In Vivo Effects of AICAR and Prodrug 39 (P39) on Anabolic Pathways Following Refeeding in Skeletal Muscle

Abstract

Exercise training is known to elicit many beneficial adaptations. However, the mechanisms by which this happens are not entirely understood. During muscle contraction, increased intracellular AMP levels mediate many exercise‐induced adaptations by activating AMP‐activated protein kinase (AMPK), among other targets. AMP mimicry may, therefore, be an attractive pharmacological approach to stimulate some of exercise’s benefits.
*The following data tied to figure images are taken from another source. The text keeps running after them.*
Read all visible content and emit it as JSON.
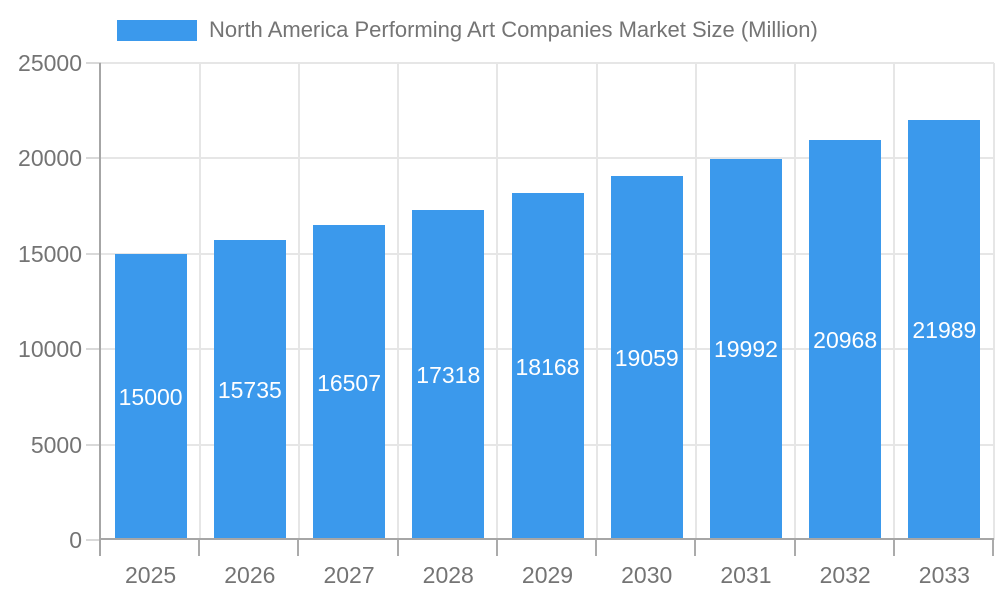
{
  "legend": {
    "label": "North America Performing Art Companies Market Size (Million)"
  },
  "colors": {
    "bar": "#3b99ec",
    "bar_label": "#ffffff",
    "axis_line": "#a6a6a6",
    "x_tick": "#ababab",
    "y_tick": "#d9d9d9",
    "gridline": "#e6e6e6",
    "tick_label": "#747474",
    "legend_text": "#747474",
    "background": "#ffffff"
  },
  "chart_data": {
    "type": "bar",
    "title": "North America Performing Art Companies Market Size (Million)",
    "categories": [
      "2025",
      "2026",
      "2027",
      "2028",
      "2029",
      "2030",
      "2031",
      "2032",
      "2033"
    ],
    "values": [
      15000,
      15735,
      16507,
      17318,
      18168,
      19059,
      19992,
      20968,
      21989
    ],
    "series": [
      {
        "name": "North America Performing Art Companies Market Size (Million)",
        "values": [
          15000,
          15735,
          16507,
          17318,
          18168,
          19059,
          19992,
          20968,
          21989
        ]
      }
    ],
    "xlabel": "",
    "ylabel": "",
    "ylim": [
      0,
      25000
    ],
    "yticks": [
      0,
      5000,
      10000,
      15000,
      20000,
      25000
    ],
    "grid": true,
    "grid_vertical": true,
    "legend_position": "top-left",
    "bar_value_labels_inside": true
  }
}
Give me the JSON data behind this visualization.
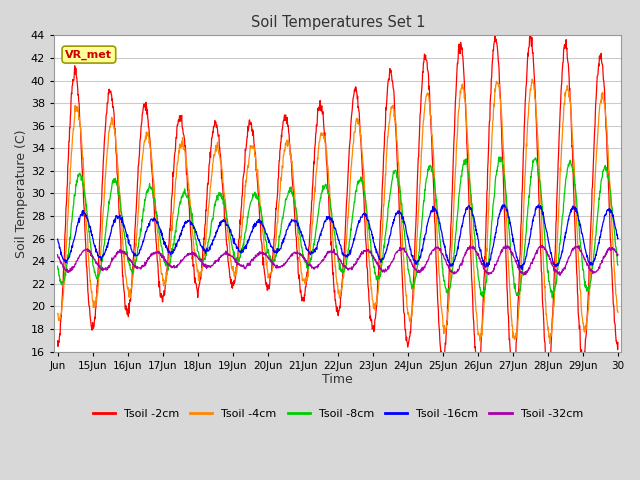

The prodrug AICAR is a well‐established AMPK activator when phosphorylated in the cell to form ZMP, an AMP mimetic. However, it has limited pharmacological potential due to poor pharmacokinetics. Prodrug 39 (P39) uses an alternative approach to deliver ZMP to the cell. The purpose of this study was to compare AMPK and P39 effects on blood glucose levels, AMPK activation, and anabolic signaling in the fasted and refed states. C57BL/6 mice were subjected to a 12 hour fast, followed by 1 hour of refeeding. Following the 12‐hour fast, blood glucose was measured, and mice were injected with saline, AICAR or P39 (400 mg/kg BW). Mice were immediately transferred to cages with food, except for a fasted saline group. After 1 hour of refeeding, food was removed from cages. Blood glucose was measured 25 minutes later, and mice were sacrificed. Gastrocnemius‐plantaris‐soleus complex (GPS) muscles were quick‐frozen for protein analysis. Fasting blood glucose levels were 80 ± 4 mg/dL prior to refeeding and were elevated to 144 ± 8 mg/dL (p<0.0001) after food reintroduction. Both AICAR and P39 caused a significant reduction in blood glucose compared to refed controls (p<0.0001, 54 ± 9, and 56 ± 10 mg/dL, respectively). In GPS muscle, AMPK phosphorylation status was unaffected by any treatment. However, ACC phosphorylation, a downstream target of AMPK, was ~3‐fold higher in AICAR‐treated animals compared to refed controls (p<0.01), with no significant effect of P39. Refeeding induced an increase in anabolic signaling, as indicated by an increase in S6 phosphorylation (~4‐fold, p<0.01) and a trend for increased eIF4E‐binding protein (4E‐BP1) phosphorylation (p = 0.1). This increase was entirely prevented in AICAR and P39‐treated animals. Overall, these results suggest that AICAR and P39 are similarly effective in lowering blood glucose and dampening anabolic signaling following refeeding. However, AICAR was more effective in activating AMPK signaling in skeletal muscle at this dose.